Expected Background: Officially, the prerequisite is
Calculus II. In reality, we will
rarely use calculus; almost everything in this class is accessible with
only a pre-calculus background. On the other hand, this course
will require somewhat more mathematical sophistication than the
calculus courses you have probably taken, and will involve more proofs
and disciplined conceptual thinking. Ideally, you will have seen
vectors before and have done some basic operations with them (adding,
subtracting, multiplying by scalars). If not, please let me
know. More generally, if you have any questions concerning your
background, please speak to me as soon as possible.If
you fall too far behind in this course, it will be very difficult to
catch up. Please see me promptly if things stop making sense!
Tuesdays 11:00-12:00, Thursdays 2:00-3:00. Kerchof Hall 208 (my
If these times do not work for you, please make an appointment with
me. I am also teaching Math 3315 this semester. For the
Tuesday office hour, students in both classes will have equal
priority. For the Thursday office hour, students in Math 3351
will have priority.
Homework Homework will be assigned on Tuesdays. Each homework assignment will consist of two parts:
1) Online Homework:
This will be assigned using the MyLab Math package from Pearson
included with your textbook. I will send the class an email with
instructions for setting this up. The online homework will tend
to consist of relatively straightforward problems, and you have as many
chances as you need to get the problems correct! This will be due
by 12:00 noon on Tuesdays.
2) Written Homework:
Written homework is due in class on Tuesdays, or in my mailbox at the
front of Kerchof Hall by the beginning of class if you cannot make it
to class for any reason. The written homework may include some
more difficult problems than the online homework.
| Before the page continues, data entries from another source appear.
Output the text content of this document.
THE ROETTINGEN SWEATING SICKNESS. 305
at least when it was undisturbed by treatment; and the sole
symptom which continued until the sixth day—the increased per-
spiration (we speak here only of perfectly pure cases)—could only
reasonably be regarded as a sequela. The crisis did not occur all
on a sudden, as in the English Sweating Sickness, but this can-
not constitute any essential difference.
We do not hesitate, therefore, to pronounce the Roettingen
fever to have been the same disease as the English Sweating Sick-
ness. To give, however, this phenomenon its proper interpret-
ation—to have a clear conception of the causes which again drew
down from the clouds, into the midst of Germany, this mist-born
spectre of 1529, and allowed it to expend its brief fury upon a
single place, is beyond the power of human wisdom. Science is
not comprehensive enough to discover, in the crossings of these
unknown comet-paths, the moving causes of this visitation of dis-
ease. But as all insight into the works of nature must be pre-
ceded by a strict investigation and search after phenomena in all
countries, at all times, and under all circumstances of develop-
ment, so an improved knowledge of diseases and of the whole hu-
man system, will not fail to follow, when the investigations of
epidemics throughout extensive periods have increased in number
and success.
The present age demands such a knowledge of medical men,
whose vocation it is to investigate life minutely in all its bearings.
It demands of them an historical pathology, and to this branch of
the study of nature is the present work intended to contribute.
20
Late homework will never be
accepted. If you know in advance you will be unable to turn in
homework when it is due, you should plan to turn it in ahead of
time. I will drop your lowest online and your lowest written
homework score to allow for missed assignments or for assignments that
pose special difficulty.
Homework should be neat, well-organized, and legible. In addition, it must be stapled or paper clipped
(no folding over the top-left corner or anything like that). Please
write in paragraphs, sentences, and English words (oh my!) when they
are called for. Some problems will require you to write an
explanation. The grader should not have to decipher what you are
doing--you should be clear and unambiguous about your methods on a
You are encouraged to work together on homework! But you must
write up your own solutions. I have found that it is helpful if I
think about the problems myself first, and then discuss the more
difficult questions with others. It is very important that you
truly understand the homework solutions you hand in. In previous
classes I have taught, the students who were the most unpleasantly
surprised with their exam grades have been the ones who have "phoned
in" their homework (keep in mind that the exams count much more than
the homework!). In particular, you should always work the online homework problems until you have them correct!
If you work together on homework, you must write the names of your collaborators on the front.
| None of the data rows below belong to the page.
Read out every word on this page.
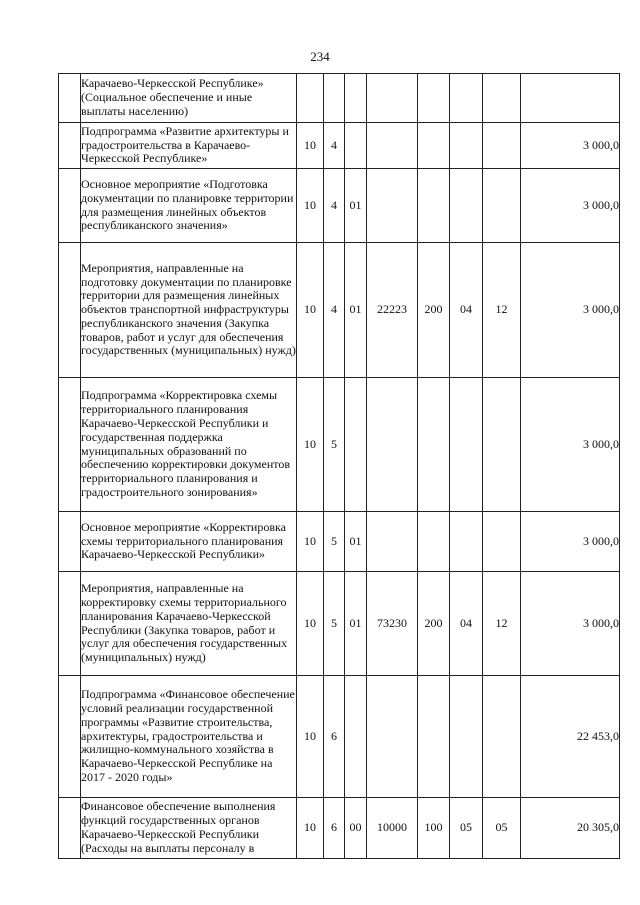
234
	Карачаево-Черкесской Республике» (Социальное обеспечение и иные выплаты населению)								
	Подпрограмма «Развитие архитектуры и градостроительства в Карачаево-Черкесской Республике»	10	4						3 000,0
	Основное мероприятие «Подготовка документации по планировке территории для размещения линейных объектов республиканского значения»	10	4	01					3 000,0
	Мероприятия, направленные на подготовку документации по планировке территории для размещения линейных объектов транспортной инфраструктуры республиканского значения (Закупка товаров, работ и услуг для обеспечения государственных (муниципальных) нужд)	10	4	01	22223	200	04	12	3 000,0
	Подпрограмма «Корректировка схемы территориального планирования Карачаево-Черкесской Республики и государственная поддержка муниципальных образований по обеспечению корректировки документов территориального планирования и градостроительного зонирования»	10	5						3 000,0
	Основное мероприятие «Корректировка схемы территориального планирования Карачаево-Черкесской Республики»	10	5	01					3 000,0
	Мероприятия, направленные на корректировку схемы территориального планирования Карачаево-Черкесской Республики (Закупка товаров, работ и услуг для обеспечения государственных (муниципальных) нужд)	10	5	01	73230	200	04	12	3 000,0
	Подпрограмма «Финансовое обеспечение условий реализации государственной программы «Развитие строительства, архитектуры, градостроительства и жилищно-коммунального хозяйства в Карачаево-Черкесской Республике на 2017 - 2020 годы»	10	6						22 453,0
	Финансовое обеспечение выполнения функций государственных органов Карачаево-Черкесской Республики (Расходы на выплаты персоналу в	10	6	00	10000	100	05	05	20 305,0
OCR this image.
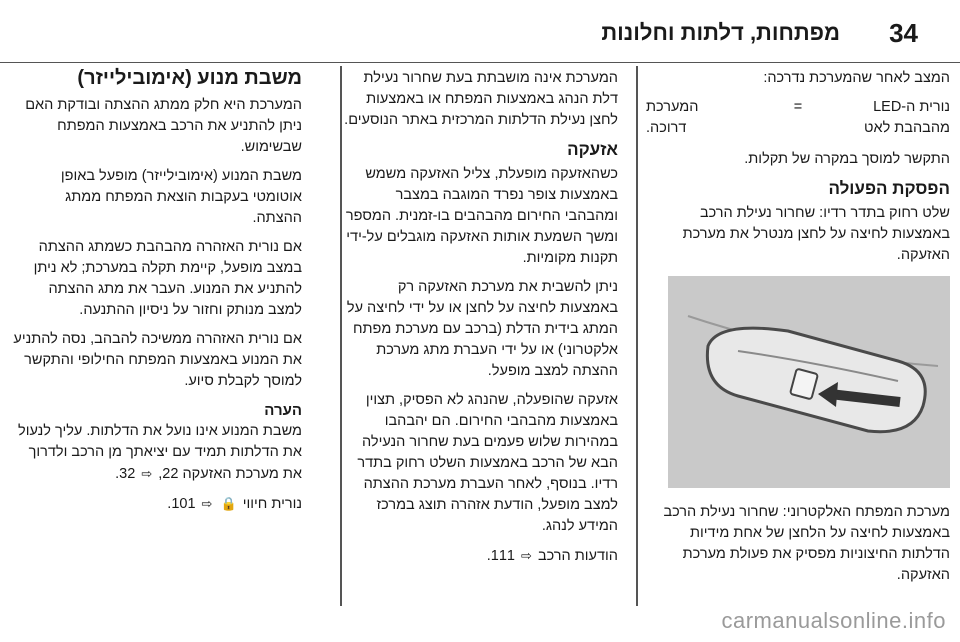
34
מפתחות, דלתות וחלונות

המצב לאחר שהמערכת נדרכה:

נורית ה-LED
=
המערכת
מהבהבת לאט
דרוכה.

התקשר למוסך במקרה של תקלות.

הפסקת הפעולה

שלט רחוק בתדר רדיו: שחרור נעילת הרכב באמצעות לחיצה על לחצן מנטרל את מערכת האזעקה.

מערכת המפתח האלקטרוני: שחרור נעילת הרכב באמצעות לחיצה על הלחצן של אחת מידיות הדלתות החיצוניות מפסיק את פעולת מערכת האזעקה.

המערכת אינה מושבתת בעת שחרור נעילת דלת הנהג באמצעות המפתח או באמצעות לחצן נעילת הדלתות המרכזית באתר הנוסעים.

אזעקה

כשהאזעקה מופעלת, צליל האזעקה משמש באמצעות צופר נפרד המוגבה במצבר ומהבהבי החירום מהבהבים בו-זמנית. המספר ומשך השמעת אותות האזעקה מוגבלים על-ידי תקנות מקומיות.

ניתן להשבית את מערכת האזעקה רק באמצעות לחיצה על לחצן או על ידי לחיצה על המתג בידית הדלת (ברכב עם מערכת מפתח אלקטרוני) או על ידי העברת מתג מערכת ההצתה למצב מופעל.

אזעקה שהופעלה, שהנהג לא הפסיק, תצוין באמצעות מהבהבי החירום. הם יהבהבו במהירות שלוש פעמים בעת שחרור הנעילה הבא של הרכב באמצעות השלט רחוק בתדר רדיו. בנוסף, לאחר העברת מערכת ההצתה למצב מופעל, הודעת אזהרה תוצג במרכז המידע לנהג.

הודעות הרכב ⇨ 111.

משבת מנוע (אימובילייזר)

המערכת היא חלק ממתג ההצתה ובודקת האם ניתן להתניע את הרכב באמצעות המפתח שבשימוש.

משבת המנוע (אימובילייזר) מופעל באופן אוטומטי בעקבות הוצאת המפתח ממתג ההצתה.

אם נורית האזהרה מהבהבת כשמתג ההצתה במצב מופעל, קיימת תקלה במערכת; לא ניתן להתניע את המנוע. העבר את מתג ההצתה למצב מנותק וחזור על ניסיון ההתנעה.

אם נורית האזהרה ממשיכה להבהב, נסה להתניע את המנוע באמצעות המפתח החילופי והתקשר למוסך לקבלת סיוע.

הערה

משבת המנוע אינו נועל את הדלתות. עליך לנעול את הדלתות תמיד עם יציאתך מן הרכב ולדרוך את מערכת האזעקה 22, ⇨ 32.

נורית חיווי 🔒 ⇨ 101.

carmanualsonline.info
Homework will be graded and every effort will be made to hand it back promptly. Grades will be posted on Collab.
Schedule of Homework (the homework assignments themselves will be posted on UVaCollab)
Midterms will be in class on Tuesday, February 20th and Tuesday, April 3rd.
If you have a conflict with one of these days, you must let me know now.
Another exam on the same day is not considered a conflict. If you have two other exams on the same day, talk to me.
The final exam is on Friday, May 4th, from 2:00PM-5:00PM.
Calculators are not permitted on exams.
Final Course Grades
7% Online Homework
13% Written Homework
20% Each Midterm
40% Final Exam
It is possible for exceptional class participation to be factored into your grade in borderline cases.
The University of Virginia
Honor Code applies in this class. You will be asked to sign a
statement before each exam acknowledging that you understand this.